RightScale Refreshes Cloud Management Platform
It has expanded its line of server templates suitable for configuring a workload to be sent to Amazon's EC2 public cloud.
RightScale has upgraded its front end to the cloud, the RightScale Cloud Management Platform, with expanded server templates suitable for configuring a workload that is to be sent to Amazon's EC2 public cloud.

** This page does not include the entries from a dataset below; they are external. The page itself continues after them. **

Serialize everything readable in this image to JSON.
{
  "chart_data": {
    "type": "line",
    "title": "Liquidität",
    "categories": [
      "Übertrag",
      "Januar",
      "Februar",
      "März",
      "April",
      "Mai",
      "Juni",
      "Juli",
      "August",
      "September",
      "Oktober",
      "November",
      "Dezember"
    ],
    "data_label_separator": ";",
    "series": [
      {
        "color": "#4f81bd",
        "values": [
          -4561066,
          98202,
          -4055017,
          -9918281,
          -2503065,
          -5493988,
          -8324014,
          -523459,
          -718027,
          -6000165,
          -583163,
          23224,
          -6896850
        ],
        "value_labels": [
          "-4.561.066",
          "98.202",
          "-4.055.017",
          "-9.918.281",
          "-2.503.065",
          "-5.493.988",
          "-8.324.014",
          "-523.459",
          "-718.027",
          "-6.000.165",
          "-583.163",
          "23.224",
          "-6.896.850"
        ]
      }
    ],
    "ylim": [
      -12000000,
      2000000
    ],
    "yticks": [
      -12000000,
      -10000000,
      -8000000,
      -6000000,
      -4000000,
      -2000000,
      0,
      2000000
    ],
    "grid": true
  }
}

The templates give customers who turn to RightScale a menu of server choices and configurations. When they're done making those choices, they can click a button on the console of the management platform to send it to the Amazon cloud. Such a server would amount to a set of files that combine the operating system and application of the workload in the Amazon Machine Image, a virtualization format that works in EC2.
The server templates have been dubbed "portable" because the goal behind the templates is to allow a user to configure a virtual server once, then deploy it to different clouds. For the time being, the primary deployment target is EC2, with Rackspace a secondary one.
RightScale hasn't finished engineering all of the platform's capabilities into templates suitable for Rackspace, acknowledged RightScale CTO Thorsten von Eicken. Rackspace is the startup's next target destination, he said. A third will be GoGrid, the cloud computing unit of managed host provider, ServePath.
"The different cloud providers have strong beliefs on how they need to differentiate themselves" in terms of firewalls, storage services or approach to load balancing, leading to variations in how servers for each will be configured, he said. RightScale will "embrace the diversity" and capture the type of server desired by one of its customers, then adjust the configuration automatically for each individual cloud as required.
The management platform gives a customer a choice of components with which to build a server.
The same approach could be used to configure workloads for clouds running VMware ESX Server virtual machines. Additional cloud providers such as Savvis, Verizon Business, AT&T have committed to make use of VMware's vCloud API to establish cloud services, while Terremark, Hosting.com and Bluelock, along with RightScale, have implemented it.
After deploying a virtual server into the cloud, the RightScale platform continues to monitor its performance and turns it off when the workload is completed. It can configure additional virtual machine workloads from the original model or modify for a more compute-intensive type of task, von Eicken said. The platform tracks versions, status of virtual machines and guards against virtual machine sprawl where a virtual machine has faded from view but is still running somewhere.
Eventually, von Eicken expects enterprises to use the RightScale Management Platform to build servers for both the public cloud services and internally for private clouds, which in at least some cases would be running in VMware environments, Microsoft Hyper-V environments or Citrix Systems XenServer environments.
RightScale charges 3.3 cents per hour of its management platform's monitoring of a virtual machine in the cloud. That would be on top of Amazon charges of 8.5 cents per hour for running a basic Linux server or 12 cents for running a Windows server.